COMMENT: Half of the megawatts in new power-generating capacity installed last year across the world were from renewable sources, the latest report by the Renewable Energy Policy Network for the 21st Century, known as REN21, tells us. Wind power installed more new capacity than any other renewable technology, and for the first time more wind power was installed in emerging markets than in its traditional heartlands.

This is good news. Having more renewables on the network will demonstrate their credibility and encourage the adoption of policies that are best suited to these energy sources. It will also force policymakers to put in place the right infrastructure to support their large-scale deployment. The European Commission seems aware of this and is planning to spend an impressive €9.1 billion on energy infrastructure in the EU's budget for 2014-20 (see page 20).

A wider global distribution of wind power is also positive. It should lead to better public understanding — and acceptance — of the benefits of this clean energy source while providing more opportunities for the sector to grow and diversify. No industry has ever become truly successful over the long term without gaining a presence in a significant number of markets. Wind power is well on its way to reaching this crucial landmark.

But the overall picture is not uniformly rosy. Promising new markets such as South Africa are dogged by policy uncertainty and doubts about the nature and duration of any incentives for wind (see page 55). Large global companies will think long and hard about entering what is still an unfamiliar and worryingly unsteady environment.

As our article on wind investment by the oil and gas majors spells out (see page 43), renewable energy — and wind in particular — is still far from being the source of choice for large energy corporations. One of Europe's top-five electricity generators, Germany's RWE, is currently in talks with Russian gas giant Gazprom to find a way out of its home country's nuclear phase-out. One of RWE's aims is to boost its balance sheet so it can expand its renewable-energy operations. But meanwhile it is cheap gas it is turning to, though its price is rising and may continue to do so.

On the good news front, France is finally looking serious about seeking alternatives to its near-complete reliance on nuclear power and has now launched a long-delayed tender for 3GW of offshore wind power.
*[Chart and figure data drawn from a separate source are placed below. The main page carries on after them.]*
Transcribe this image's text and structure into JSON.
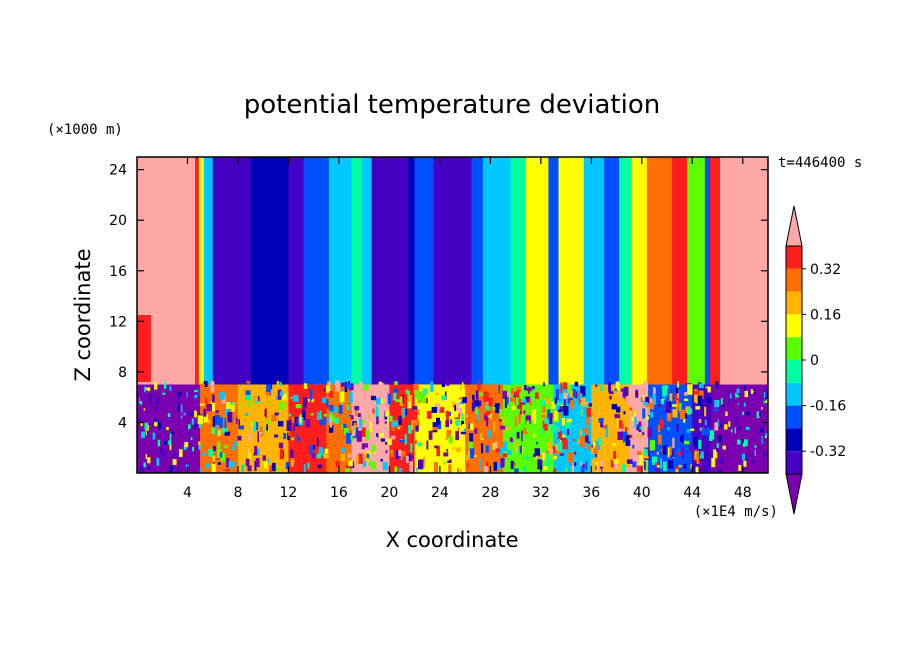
{
  "chart_data": {
    "type": "heatmap",
    "title": "potential temperature deviation",
    "xlabel": "X coordinate",
    "ylabel": "Z coordinate",
    "x_units": "(×1E4 m/s)",
    "y_units": "(×1000 m)",
    "time_label": "t=446400 s",
    "xlim": [
      0,
      50
    ],
    "ylim": [
      0,
      25
    ],
    "x_ticks": [
      4,
      8,
      12,
      16,
      20,
      24,
      28,
      32,
      36,
      40,
      44,
      48
    ],
    "y_ticks": [
      4,
      8,
      12,
      16,
      20,
      24
    ],
    "colorbar": {
      "levels": [
        "< -0.40",
        "-0.40",
        "-0.32",
        "-0.24",
        "-0.16",
        "-0.08",
        "0",
        "0.08",
        "0.16",
        "0.24",
        "0.32",
        "> 0.40"
      ],
      "colors": [
        "#7a00b0",
        "#4600c4",
        "#0000b8",
        "#0050ff",
        "#00c8ff",
        "#00ffa0",
        "#5aff00",
        "#ffff00",
        "#ffb400",
        "#ff6e00",
        "#ff1e1e",
        "#ffa8a8"
      ],
      "tick_labels": [
        "0.32",
        "0.16",
        "0",
        "-0.16",
        "-0.32"
      ],
      "tick_values": [
        0.32,
        0.16,
        0,
        -0.16,
        -0.32
      ],
      "vmin": -0.4,
      "vmax": 0.4
    },
    "upper_layer_columns": [
      {
        "x0": 0,
        "x1": 4.6,
        "level": 11
      },
      {
        "x0": 4.6,
        "x1": 4.9,
        "level": 10
      },
      {
        "x0": 4.9,
        "x1": 5.3,
        "level": 7
      },
      {
        "x0": 5.3,
        "x1": 6.0,
        "level": 4
      },
      {
        "x0": 6.0,
        "x1": 9.0,
        "level": 1
      },
      {
        "x0": 9.0,
        "x1": 12.0,
        "level": 2
      },
      {
        "x0": 12.0,
        "x1": 13.2,
        "level": 1
      },
      {
        "x0": 13.2,
        "x1": 15.2,
        "level": 3
      },
      {
        "x0": 15.2,
        "x1": 17.0,
        "level": 4
      },
      {
        "x0": 17.0,
        "x1": 17.8,
        "level": 5
      },
      {
        "x0": 17.8,
        "x1": 18.6,
        "level": 4
      },
      {
        "x0": 18.6,
        "x1": 21.5,
        "level": 1
      },
      {
        "x0": 21.5,
        "x1": 22.0,
        "level": 2
      },
      {
        "x0": 22.0,
        "x1": 23.5,
        "level": 3
      },
      {
        "x0": 23.5,
        "x1": 26.5,
        "level": 1
      },
      {
        "x0": 26.5,
        "x1": 27.4,
        "level": 3
      },
      {
        "x0": 27.4,
        "x1": 29.6,
        "level": 4
      },
      {
        "x0": 29.6,
        "x1": 30.8,
        "level": 5
      },
      {
        "x0": 30.8,
        "x1": 32.6,
        "level": 7
      },
      {
        "x0": 32.6,
        "x1": 33.4,
        "level": 3
      },
      {
        "x0": 33.4,
        "x1": 35.4,
        "level": 7
      },
      {
        "x0": 35.4,
        "x1": 37.0,
        "level": 4
      },
      {
        "x0": 37.0,
        "x1": 38.2,
        "level": 3
      },
      {
        "x0": 38.2,
        "x1": 39.2,
        "level": 5
      },
      {
        "x0": 39.2,
        "x1": 40.4,
        "level": 7
      },
      {
        "x0": 40.4,
        "x1": 42.4,
        "level": 9
      },
      {
        "x0": 42.4,
        "x1": 43.6,
        "level": 10
      },
      {
        "x0": 43.6,
        "x1": 45.0,
        "level": 6
      },
      {
        "x0": 45.0,
        "x1": 45.4,
        "level": 3
      },
      {
        "x0": 45.4,
        "x1": 46.2,
        "level": 10
      },
      {
        "x0": 46.2,
        "x1": 50.0,
        "level": 11
      }
    ],
    "interface_height": 7.0,
    "lower_layer_columns": [
      {
        "x0": 0,
        "x1": 5.0,
        "level": 0
      },
      {
        "x0": 5.0,
        "x1": 8.0,
        "level": 9
      },
      {
        "x0": 8.0,
        "x1": 12.0,
        "level": 8
      },
      {
        "x0": 12.0,
        "x1": 15.0,
        "level": 10
      },
      {
        "x0": 15.0,
        "x1": 17.0,
        "level": 9
      },
      {
        "x0": 17.0,
        "x1": 20.0,
        "level": 11
      },
      {
        "x0": 20.0,
        "x1": 22.0,
        "level": 10
      },
      {
        "x0": 22.0,
        "x1": 26.0,
        "level": 7
      },
      {
        "x0": 26.0,
        "x1": 29.0,
        "level": 9
      },
      {
        "x0": 29.0,
        "x1": 33.0,
        "level": 6
      },
      {
        "x0": 33.0,
        "x1": 36.0,
        "level": 4
      },
      {
        "x0": 36.0,
        "x1": 39.0,
        "level": 8
      },
      {
        "x0": 39.0,
        "x1": 40.5,
        "level": 11
      },
      {
        "x0": 40.5,
        "x1": 44.0,
        "level": 3
      },
      {
        "x0": 44.0,
        "x1": 45.5,
        "level": 1
      },
      {
        "x0": 45.5,
        "x1": 50.0,
        "level": 0
      }
    ]
  }
}
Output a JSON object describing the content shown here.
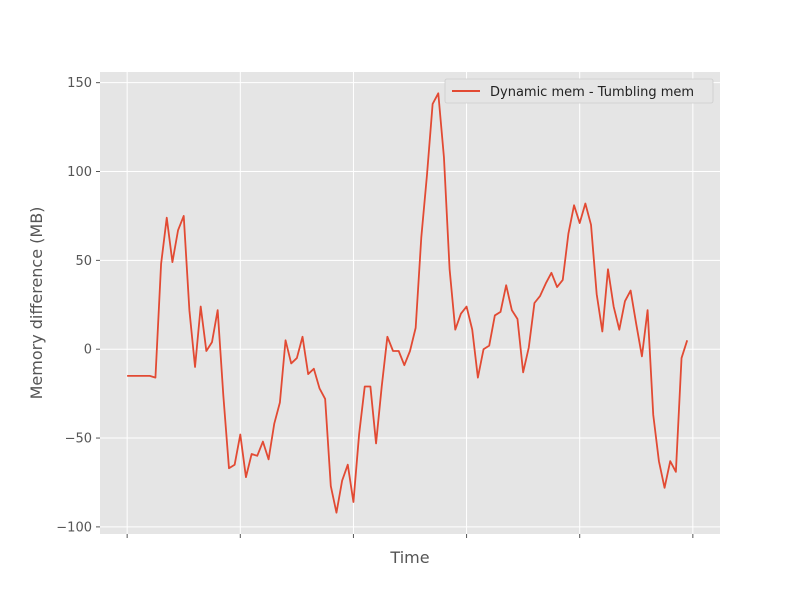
{
  "chart_data": {
    "type": "line",
    "title": "",
    "xlabel": "Time",
    "ylabel": "Memory difference (MB)",
    "ylim": [
      -104,
      156
    ],
    "yticks": [
      -100,
      -50,
      0,
      50,
      100,
      150
    ],
    "ytick_labels": [
      "−100",
      "−50",
      "0",
      "50",
      "100",
      "150"
    ],
    "xticks": [
      0,
      20,
      40,
      60,
      80,
      100
    ],
    "xtick_labels": [
      "",
      "",
      "",
      "",
      "",
      ""
    ],
    "xlim": [
      -4.8,
      104.8
    ],
    "grid": true,
    "legend_position": "top-right",
    "colors": {
      "series": "#E24A33",
      "panel": "#E5E5E5",
      "grid": "#FFFFFF"
    },
    "series": [
      {
        "name": "Dynamic mem - Tumbling mem",
        "x": [
          0,
          1,
          2,
          3,
          4,
          5,
          6,
          7,
          8,
          9,
          10,
          11,
          12,
          13,
          14,
          15,
          16,
          17,
          18,
          19,
          20,
          21,
          22,
          23,
          24,
          25,
          26,
          27,
          28,
          29,
          30,
          31,
          32,
          33,
          34,
          35,
          36,
          37,
          38,
          39,
          40,
          41,
          42,
          43,
          44,
          45,
          46,
          47,
          48,
          49,
          50,
          51,
          52,
          53,
          54,
          55,
          56,
          57,
          58,
          59,
          60,
          61,
          62,
          63,
          64,
          65,
          66,
          67,
          68,
          69,
          70,
          71,
          72,
          73,
          74,
          75,
          76,
          77,
          78,
          79,
          80,
          81,
          82,
          83,
          84,
          85,
          86,
          87,
          88,
          89,
          90,
          91,
          92,
          93,
          94,
          95,
          96,
          97,
          98,
          99
        ],
        "y": [
          -15,
          -15,
          -15,
          -15,
          -15,
          -16,
          48,
          74,
          49,
          67,
          75,
          22,
          -10,
          24,
          -1,
          4,
          22,
          -26,
          -67,
          -65,
          -48,
          -72,
          -59,
          -60,
          -52,
          -62,
          -42,
          -30,
          5,
          -8,
          -5,
          7,
          -14,
          -11,
          -22,
          -28,
          -77,
          -92,
          -74,
          -65,
          -86,
          -48,
          -21,
          -21,
          -53,
          -21,
          7,
          -1,
          -1,
          -9,
          -1,
          12,
          63,
          98,
          138,
          144,
          108,
          45,
          11,
          20,
          24,
          11,
          -16,
          0,
          2,
          19,
          21,
          36,
          22,
          17,
          -13,
          1,
          26,
          30,
          37,
          43,
          35,
          39,
          65,
          81,
          71,
          82,
          70,
          31,
          10,
          45,
          24,
          11,
          27,
          33,
          14,
          -4,
          22,
          -37,
          -63,
          -78,
          -63,
          -69,
          -5,
          5
        ]
      }
    ]
  }
}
Another 3GW should become available next spring.

A crucial factor for renewables to clinch the deal over other energy sources is often their ability to boost long-term employment. With job markets still depressed in both Europe and the US, any industry that promises to deliver thousands of long-term direct jobs and an even larger number of indirect ones is certain to strike a chord with politicians. Unfortunately, the job-growth agenda can also make wind power more expensive than it needs to be.

In the UK, much-awaited government proposals to reform the electricity market have now been released. They are supportive of renewables but nuclear power too (see page 17). Job creation will again play an important part in how things shape up. As it grows into a mature technology with an established presence in many markets, wind power will have to compete on equal terms with other energy sources — green or otherwise — if it is to attract the political, public and financial support it needs to prosper.